Sem a bola, os times de Vítor Pereira podem variar da pressão mais alta e agressiva no campo adversário ou até baixar as linhas em bloco médio ou até mesmo em bloco mais baixo. Tudo depende do contexto de cada partida. Falando especificamente do Corinthians, o time se fechava num 4-1-4-1 com volantes e pontas saltando dos seus setores para tentar retomar a posse e iniciar os contra-ataques em alta velocidade. A ideia era fechar os espaços e evitar os passes de ruptura por dentro. Apesar disso, não era raro ver o Timão sofrendo contra adversários que sabem usar o espaço entrelinhas. Como o próprio Flamengo fazia.
Um dos jogadores que pode ganhar muito protagonismo com Vítor Pereira é Pedro.
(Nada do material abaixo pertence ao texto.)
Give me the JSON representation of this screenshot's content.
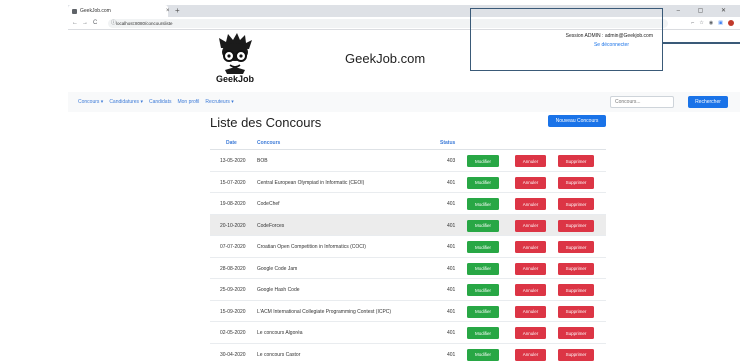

Isso porque o treinador português gosta de atacantes que saibam segurar a bola no ataque e distribuir o jogo fazendo o pivô. O novo camisa 9 do Flamengo já exercia esse papel com Dorival Júnior saindo da esquerda para dentro e buscando Arrascaeta para a tabela e o passe em profundidade. No Corinthians, era Renato Augusto quem exercia esse papel com Róger Guedes jogando mais por dentro para “compensar” a falta de combatividade do camisa 10 quanto a equipe do Parque São Jorge era atacada. Não era raro ver Du Queiroz, Fausto Vera e até mesmo Fagner ou Fábio Santos aparecendo em diagonal dentro da área adversária.
Uma das perguntas mais feitas pelos torcedores do Flamengo é como Vítor Pereira vai acomodar Gabigol, Pedro, Arrascaeta e Everton Ribeiro. Vimos que ele tem sua mobilidade (mesmo com a linha de cinco atacantes), mas VP não é muito adepto das duplas de ataque. Mesmo assim, a movimentação de Yuri Alberto e o posicionamento de Róger Guedes mais por dentro no Corinthians podem nos dar uma pista. Não será surpresa para este que escreve se Vítor Pereira adaptar seu 4-3-3 costumeiro às características dos jogadores. Pedro pode jogar mais avançado com Gabigol e Arrascaeta mais por dentro e com os laterais subindo mais ao ataque para dar amplitude. E ainda há Gerson, Vidal, João Gomes, Bruno Henrique, Varela, Filipe Luís, Ayrton Lucas…
Independente do que Vítor Pereira afirmou na sua saída do Corinthians (e sem menosprezar o alvinegro do Parque São Jorge), está claro que ele vai encontrar no Flamengo muito mais opções para brigar por títulos e se manter no topo. No entanto, a grande pergunta que eu e toda a torcida rubro-negra se faz no momento é uma só. Como VP vai adaptar seu estilo às características de um elenco vitorioso, cascudo e que mostrou grande futebol jogando de maneira bastante diferente do que ele pensa? Cartas para o Ninho do Urubu.